In patients with glioblastoma, promoter methylation of the DNA repair gene O6-methylguanine-DNA methyltransferase (MGMT) is already used in clinics to predict the response to alkylating drugs, which shows that the use of DNA methylation as epigenetic biomarker is feasible. Methylation-specific PCR, as well as pyrosequencing, can be applied to measure the methylation status of a specific locus, with the first being cheap and fast and the latter being more reliable, but also more expensive.
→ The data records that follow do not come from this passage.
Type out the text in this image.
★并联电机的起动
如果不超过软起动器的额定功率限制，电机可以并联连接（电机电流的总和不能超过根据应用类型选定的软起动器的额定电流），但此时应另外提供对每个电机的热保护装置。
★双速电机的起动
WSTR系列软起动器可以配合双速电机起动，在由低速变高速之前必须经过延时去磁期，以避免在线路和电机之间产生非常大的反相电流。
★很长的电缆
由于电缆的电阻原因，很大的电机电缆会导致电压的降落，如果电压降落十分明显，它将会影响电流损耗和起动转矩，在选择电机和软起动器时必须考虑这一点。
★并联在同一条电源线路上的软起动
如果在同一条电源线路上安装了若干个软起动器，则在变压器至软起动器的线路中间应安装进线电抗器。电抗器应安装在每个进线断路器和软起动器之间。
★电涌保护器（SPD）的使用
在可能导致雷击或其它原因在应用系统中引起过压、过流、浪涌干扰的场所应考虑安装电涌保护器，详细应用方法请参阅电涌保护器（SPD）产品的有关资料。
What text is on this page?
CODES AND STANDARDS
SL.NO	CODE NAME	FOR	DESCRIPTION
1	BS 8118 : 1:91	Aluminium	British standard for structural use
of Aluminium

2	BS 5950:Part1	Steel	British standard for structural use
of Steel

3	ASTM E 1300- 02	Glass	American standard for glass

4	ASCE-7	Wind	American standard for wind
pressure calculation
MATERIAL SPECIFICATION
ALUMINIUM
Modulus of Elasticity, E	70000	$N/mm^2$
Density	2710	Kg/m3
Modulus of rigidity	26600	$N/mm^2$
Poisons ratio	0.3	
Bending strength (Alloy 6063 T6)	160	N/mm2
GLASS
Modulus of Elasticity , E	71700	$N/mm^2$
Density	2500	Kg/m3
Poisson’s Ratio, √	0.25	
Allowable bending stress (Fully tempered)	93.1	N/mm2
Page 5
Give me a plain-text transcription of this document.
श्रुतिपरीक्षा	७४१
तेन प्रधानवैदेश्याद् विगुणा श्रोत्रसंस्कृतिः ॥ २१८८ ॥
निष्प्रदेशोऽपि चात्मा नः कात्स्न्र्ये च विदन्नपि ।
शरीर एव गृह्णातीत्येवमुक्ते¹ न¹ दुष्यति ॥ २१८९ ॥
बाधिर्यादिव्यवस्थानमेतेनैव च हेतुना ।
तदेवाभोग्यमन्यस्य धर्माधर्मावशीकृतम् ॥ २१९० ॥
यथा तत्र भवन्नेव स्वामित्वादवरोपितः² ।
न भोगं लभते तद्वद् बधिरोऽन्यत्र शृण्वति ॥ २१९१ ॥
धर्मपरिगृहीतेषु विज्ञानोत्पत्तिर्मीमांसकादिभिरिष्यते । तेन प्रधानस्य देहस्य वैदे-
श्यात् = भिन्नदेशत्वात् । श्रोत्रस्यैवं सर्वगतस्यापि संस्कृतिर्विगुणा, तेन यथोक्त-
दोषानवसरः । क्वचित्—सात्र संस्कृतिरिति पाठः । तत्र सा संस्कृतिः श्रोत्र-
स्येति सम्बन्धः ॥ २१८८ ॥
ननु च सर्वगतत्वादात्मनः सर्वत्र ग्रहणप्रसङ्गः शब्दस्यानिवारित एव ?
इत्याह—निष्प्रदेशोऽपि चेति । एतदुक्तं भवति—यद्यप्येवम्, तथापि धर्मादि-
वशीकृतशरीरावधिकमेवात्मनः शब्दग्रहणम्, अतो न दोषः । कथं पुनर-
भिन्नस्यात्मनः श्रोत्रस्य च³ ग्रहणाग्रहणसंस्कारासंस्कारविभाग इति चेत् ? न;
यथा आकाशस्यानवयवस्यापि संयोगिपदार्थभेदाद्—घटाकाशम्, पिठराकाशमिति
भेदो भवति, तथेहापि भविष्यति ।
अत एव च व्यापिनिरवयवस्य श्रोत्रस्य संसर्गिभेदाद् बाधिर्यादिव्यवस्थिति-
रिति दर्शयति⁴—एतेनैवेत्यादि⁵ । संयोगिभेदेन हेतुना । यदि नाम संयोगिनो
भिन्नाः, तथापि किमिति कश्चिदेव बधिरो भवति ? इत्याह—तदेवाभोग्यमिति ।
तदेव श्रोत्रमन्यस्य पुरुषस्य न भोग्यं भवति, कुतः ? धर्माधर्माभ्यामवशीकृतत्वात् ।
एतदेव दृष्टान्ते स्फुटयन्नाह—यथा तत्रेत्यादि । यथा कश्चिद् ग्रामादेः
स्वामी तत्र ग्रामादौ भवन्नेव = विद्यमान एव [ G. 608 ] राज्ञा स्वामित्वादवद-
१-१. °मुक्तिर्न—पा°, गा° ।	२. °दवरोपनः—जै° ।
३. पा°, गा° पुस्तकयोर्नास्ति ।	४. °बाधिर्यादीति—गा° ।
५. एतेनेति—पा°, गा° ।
In rheumatic diseases the status of DNA methylation could be assessed in biopsies from synovial tissues of patients, in peripheral blood cells or even in cell-free DNA isolated from the blood, which is currently being explored in cancer patients [59].
In view of the costs that are spent on drugs in rheumatology and the time some patients have to wait for their diagnosis and efficient treatment, it is absolutely justified to intensify efforts to find the right diagnosis and the right treatment. This may mean that more biopsies have to be taken and more than one biomarker has to be measured – measures that are readily accepted for cancer diagnosis.
Efforts like the Encyclopedia Of DNA Elements (ENCODE) project, which aims to identify all functional elements of the genome including histone modifications and DNA methylation, have already brought valuable insights into transcript expression and are requisite for the understanding of the alterations in the epigenome that are measured in rheumatic diseases. But to understand epigenetic changes in rheumatic diseases is probably not enough. As in the cancer genome atlas (TCGA), the rheumatology research community should aim to map molecular pathways that drive rheumatic diseases and connect changes in the genome, the epigenome, transcription, protein expression and clinical outcomes. Potential biomarkers or combination of biomarkers must then be selected and tested in studies with an appropriate study design. This strategy would not only bring us closer to finding diagnostic, predictive and prognostic biomarkers, but would also help to find new therapeutic targets.